Había salido hacía un rato de uno de mis trabajos. Venía muy cansada, cargando con la laptop, con mi maletín en bandolera. Debía dar una clase a las seis de la tarde a pocas cuadras, tenía tiempo de sobra para tomarme un delicioso capuchino acompañado de un rollo de canela en el Mac Café, frente a la Plaza Matriz.
Me apoltroné en uno de los mullidos sillones, después de arrojar mi carga en otro, a esperar que mi pedido estuviera listo. Mi próxima actividad - dar clase- no me estresaba en absoluto. Era un momento intensamente disfrutable. Desde mi asiento podía ver la estampa de la hermosa plaza bajo el débil resplandor del sol invernal, escuchar las campanas de la Catedral llamando a misa y apreciar el bullicio de los vendedores ambulantes recogiendo sus puestos.
Observaba a la gente que entraba -al igual que yo- a descansar un instante en ese ambiente confortable.
Llamó mi atención un señor mayor que entró al local en una especie de autito con un chico de unos cinco o seis años en la falda. Maniobró con el cochecito -silla de ruedas modelo siglo veintiuno- pasando entre los mostradores hasta acercarse a una de las mesas. Noté que tenía una pierna amputada desde la rodilla. El niño bajó del autito y se sentó en uno de los sillones, mientras su abuelo -así lo llamaba- permanecía en su coche. Al instante una de las empleadas les trajo una bandeja con una “cajita feliz”.
El chico comenzó a dar cuenta de las papas fritas mientras le “prestaba” al abuelo el juguetito, que consistía en un pequeño guerrero con una espada.Charlaban animadamente, de pronto el niño le pidió el muñeco al abuelo y le mostró que la espada se encendía con una luz naranja.
-¿Sabés cómo lo sé? -alardeaba- me enseñó Sofía.
Me enterneció el orgullo de la criatura que le mostraba al abuelo lo que había aprendido.
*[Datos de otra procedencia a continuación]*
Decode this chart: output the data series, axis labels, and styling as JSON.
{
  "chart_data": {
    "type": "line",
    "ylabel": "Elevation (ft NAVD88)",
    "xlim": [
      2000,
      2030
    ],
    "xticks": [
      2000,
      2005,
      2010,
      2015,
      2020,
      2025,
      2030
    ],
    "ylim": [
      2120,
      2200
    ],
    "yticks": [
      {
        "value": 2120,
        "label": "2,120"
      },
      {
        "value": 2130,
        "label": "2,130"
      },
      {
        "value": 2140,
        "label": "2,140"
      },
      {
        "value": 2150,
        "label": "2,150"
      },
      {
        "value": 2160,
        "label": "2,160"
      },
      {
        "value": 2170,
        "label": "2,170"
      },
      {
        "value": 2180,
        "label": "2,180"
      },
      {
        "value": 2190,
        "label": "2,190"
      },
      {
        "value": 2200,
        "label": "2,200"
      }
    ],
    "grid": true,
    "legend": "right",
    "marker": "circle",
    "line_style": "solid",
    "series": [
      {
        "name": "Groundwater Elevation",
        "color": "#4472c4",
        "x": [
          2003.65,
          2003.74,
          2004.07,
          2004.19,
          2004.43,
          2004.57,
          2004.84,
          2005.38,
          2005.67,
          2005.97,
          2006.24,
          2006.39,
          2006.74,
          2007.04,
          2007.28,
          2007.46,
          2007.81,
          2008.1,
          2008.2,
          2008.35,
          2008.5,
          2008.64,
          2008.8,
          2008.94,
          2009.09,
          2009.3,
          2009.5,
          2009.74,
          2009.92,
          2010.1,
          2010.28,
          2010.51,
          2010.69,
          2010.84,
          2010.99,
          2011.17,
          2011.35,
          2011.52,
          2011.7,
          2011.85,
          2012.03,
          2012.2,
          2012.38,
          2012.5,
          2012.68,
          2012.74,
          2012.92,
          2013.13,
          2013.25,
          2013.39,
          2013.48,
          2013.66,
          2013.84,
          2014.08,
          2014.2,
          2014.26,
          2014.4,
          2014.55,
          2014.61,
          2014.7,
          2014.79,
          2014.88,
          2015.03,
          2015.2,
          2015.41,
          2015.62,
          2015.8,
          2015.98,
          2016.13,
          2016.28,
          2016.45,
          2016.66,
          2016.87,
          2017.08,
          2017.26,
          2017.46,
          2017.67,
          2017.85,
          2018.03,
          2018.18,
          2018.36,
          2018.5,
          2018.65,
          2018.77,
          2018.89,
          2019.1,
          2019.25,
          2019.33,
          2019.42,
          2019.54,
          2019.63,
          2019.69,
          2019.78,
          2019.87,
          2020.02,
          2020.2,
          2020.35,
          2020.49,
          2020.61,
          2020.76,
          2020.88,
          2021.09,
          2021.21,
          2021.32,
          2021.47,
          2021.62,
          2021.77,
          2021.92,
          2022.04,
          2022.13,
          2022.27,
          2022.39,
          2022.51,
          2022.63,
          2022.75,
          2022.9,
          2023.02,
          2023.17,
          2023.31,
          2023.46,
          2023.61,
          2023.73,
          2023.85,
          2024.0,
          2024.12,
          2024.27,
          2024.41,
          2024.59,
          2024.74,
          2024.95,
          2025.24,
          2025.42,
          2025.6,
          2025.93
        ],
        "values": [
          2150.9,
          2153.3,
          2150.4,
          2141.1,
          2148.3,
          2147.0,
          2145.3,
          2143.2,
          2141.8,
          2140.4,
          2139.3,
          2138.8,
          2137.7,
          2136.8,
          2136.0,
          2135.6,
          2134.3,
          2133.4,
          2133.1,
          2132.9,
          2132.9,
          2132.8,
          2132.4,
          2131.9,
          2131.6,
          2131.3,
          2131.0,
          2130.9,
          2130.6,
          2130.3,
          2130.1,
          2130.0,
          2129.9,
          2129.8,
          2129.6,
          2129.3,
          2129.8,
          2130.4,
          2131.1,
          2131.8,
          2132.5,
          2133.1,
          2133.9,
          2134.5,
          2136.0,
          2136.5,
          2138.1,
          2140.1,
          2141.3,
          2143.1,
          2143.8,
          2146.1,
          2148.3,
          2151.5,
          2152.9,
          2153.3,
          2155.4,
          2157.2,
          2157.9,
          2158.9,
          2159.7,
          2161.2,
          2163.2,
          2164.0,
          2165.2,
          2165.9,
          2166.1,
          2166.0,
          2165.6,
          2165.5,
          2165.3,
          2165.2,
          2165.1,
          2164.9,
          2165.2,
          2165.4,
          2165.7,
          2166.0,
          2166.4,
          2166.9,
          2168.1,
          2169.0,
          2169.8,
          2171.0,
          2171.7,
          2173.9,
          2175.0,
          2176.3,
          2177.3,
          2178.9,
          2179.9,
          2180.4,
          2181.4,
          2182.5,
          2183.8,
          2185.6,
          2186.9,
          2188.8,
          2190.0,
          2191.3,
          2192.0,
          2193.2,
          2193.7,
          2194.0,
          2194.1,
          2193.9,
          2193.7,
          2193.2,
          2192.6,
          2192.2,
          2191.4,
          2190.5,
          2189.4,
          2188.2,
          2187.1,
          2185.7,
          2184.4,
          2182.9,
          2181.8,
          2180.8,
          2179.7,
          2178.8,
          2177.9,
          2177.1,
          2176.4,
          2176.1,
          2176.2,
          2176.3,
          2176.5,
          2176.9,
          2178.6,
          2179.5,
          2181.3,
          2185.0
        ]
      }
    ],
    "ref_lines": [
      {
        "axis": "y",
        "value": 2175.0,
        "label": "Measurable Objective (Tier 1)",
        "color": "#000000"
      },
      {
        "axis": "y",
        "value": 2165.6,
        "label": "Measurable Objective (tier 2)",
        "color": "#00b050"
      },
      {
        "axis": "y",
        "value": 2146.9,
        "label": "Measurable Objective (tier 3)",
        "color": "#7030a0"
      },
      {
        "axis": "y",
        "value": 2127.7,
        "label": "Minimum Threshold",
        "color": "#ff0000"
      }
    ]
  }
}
Estaba en la etapa de descubriendo de lo que lo rodeaba y esto le proporcionaba una gran satisfacción. Añoré esa edad en la que me maravillaba el aprendizaje de algo nuevo.
Supuse que la tal Sofía sería otra niña, tal vez su hermana o su prima.
Cómo es imposible ponerle redes a la mente, la mía voló hasta mi infancia junto a mi hermano, cinco años menor. Supongo que habrá aprendido algo de mí. Yo lo cuidaba, le leía cuentos… en esa época, era su referente. Pasó mucha agua por la fuente de la Matriz hasta el día en que me sorprendió indagando sobre mi carrera:
-Tu trabajo puede hacerlo cualquiera, ¿verdad?
Mi mente volvió a volar, esta vez hasta mi madre. Ella me dejó el legado de cuidar de mi padre y mi hermano. El día anterior se habían cumplido dos años desde que cambió nuestro modo de comunicación. Ahora es permanente.
Cuando volví de mis pensamientos, con los ojos llenos de lágrimas, el niño había ido a pedir algo al mostrador y el abuelo me miraba con una tibia sonrisa.
Se la devolví, algo empañada, recogí mis cosas y me fui.
Al atravesar la plaza, me detuve ante un puesto que vendía joyas antiguas. Había salido de casa apurada, sin ponerme ningún anillo.
Le pedí al vendedor que me mostrara un anillo en particular. Según me dijo era de oro y plata y tenía más de cien años. La parte inferior era de plata y en el frente un óvalo de oro lucía al ave Fénix, símbolo del resurgimiento, grabada en plata.
-Ah, me parece que me queda chico- dije, esperanzada en que no me sirviera, porque temía que ya me hubiera conquistado.
Pero no, me quedó perfecto.
-¿Cúanto cuesta?
-Mil doscientos pesos.
-¿No me hace una rebaja?
- No puedo, lo tenía a mil quinientos.
Ya había sacado la billetera, estaba entregada. El regateo fue para tranquilizar mi conciencia. Me lo llevé puesto.
Fue un mensaje de mi madre, confiaba en que resurgiría de cualquier situación. Ya era tiempo de que dejara el sufrimiento de lado, ella había criado una hija fuerte… aunque compradora compulsiva.
Seguí caminando rumbo al Instituto, con el murmullo del agua de la fuente apagando mis pasos. En Numerología, mi número es el nueve: el maestro.